See the workflows package reference for the full verb family.

FAQ

Does update_model() refit the workflow?

No. update_model() only replaces the model slot. Any trained parameters from a prior fit are discarded, and the returned workflow is unfitted. Call fit(wf, data = ...) after the swap to retrain. This separation lets you queue several spec changes before paying the cost of a fit, which matters during interactive engine comparison and when scripting batch sweeps across hyperparameter values.

What is the difference between update_model() and tune_grid()?

update_model() is a single, manual swap of one spec for another. tune_grid() is the automated version: it accepts a workflow with tune() placeholders and a parameter grid, then internally calls update_model() once per grid row and per resample to fit every combination. Reach for update_model() when you want explicit control over a small handful of variants; reach for tune_grid() when you want to search a parameter space systematically.

Can update_model() swap between regression and classification?

Technically yes; the new spec can declare any mode. In practice you should not, because the recipe was almost certainly built for one outcome type. Changing mode usually means changing the outcome variable, which means rebuilding the recipe too. If you need both regression and classification on the same predictors, build two workflows from the start.

Does update_model() invalidate tuning results?

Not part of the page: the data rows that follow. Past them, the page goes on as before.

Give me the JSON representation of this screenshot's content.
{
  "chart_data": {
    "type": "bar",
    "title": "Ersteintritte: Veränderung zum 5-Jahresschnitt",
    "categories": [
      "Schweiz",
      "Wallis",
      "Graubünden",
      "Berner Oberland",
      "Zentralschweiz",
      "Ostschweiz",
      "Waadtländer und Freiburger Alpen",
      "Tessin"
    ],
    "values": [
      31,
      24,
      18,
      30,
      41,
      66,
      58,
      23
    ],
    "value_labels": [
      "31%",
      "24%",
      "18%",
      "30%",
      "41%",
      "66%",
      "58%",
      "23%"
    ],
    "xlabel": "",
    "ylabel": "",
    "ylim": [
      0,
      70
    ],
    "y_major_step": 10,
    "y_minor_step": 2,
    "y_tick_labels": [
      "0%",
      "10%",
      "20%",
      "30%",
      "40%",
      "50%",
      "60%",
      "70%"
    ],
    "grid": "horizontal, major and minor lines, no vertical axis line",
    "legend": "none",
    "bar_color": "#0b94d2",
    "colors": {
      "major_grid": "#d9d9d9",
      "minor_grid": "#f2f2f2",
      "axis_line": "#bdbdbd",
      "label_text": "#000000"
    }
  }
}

Yes. Tuning grids and resampled metrics are tied to the exact workflow used to produce them. Calling update_model() returns a new workflow that has not been tuned. Rerun tune_grid() or fit_resamples() on the updated workflow to get fresh results, and treat any prior select_best() output as invalid for the new spec.

Can I use update_model() to add steps to an existing spec?

Not directly. update_model() swaps the whole spec object, not individual settings. To extend a spec, rebuild it with the extra arguments and pass the new object to update_model(). Parsnip itself provides no in-place mutation on a spec; the design philosophy is to construct specs declaratively and swap them whole.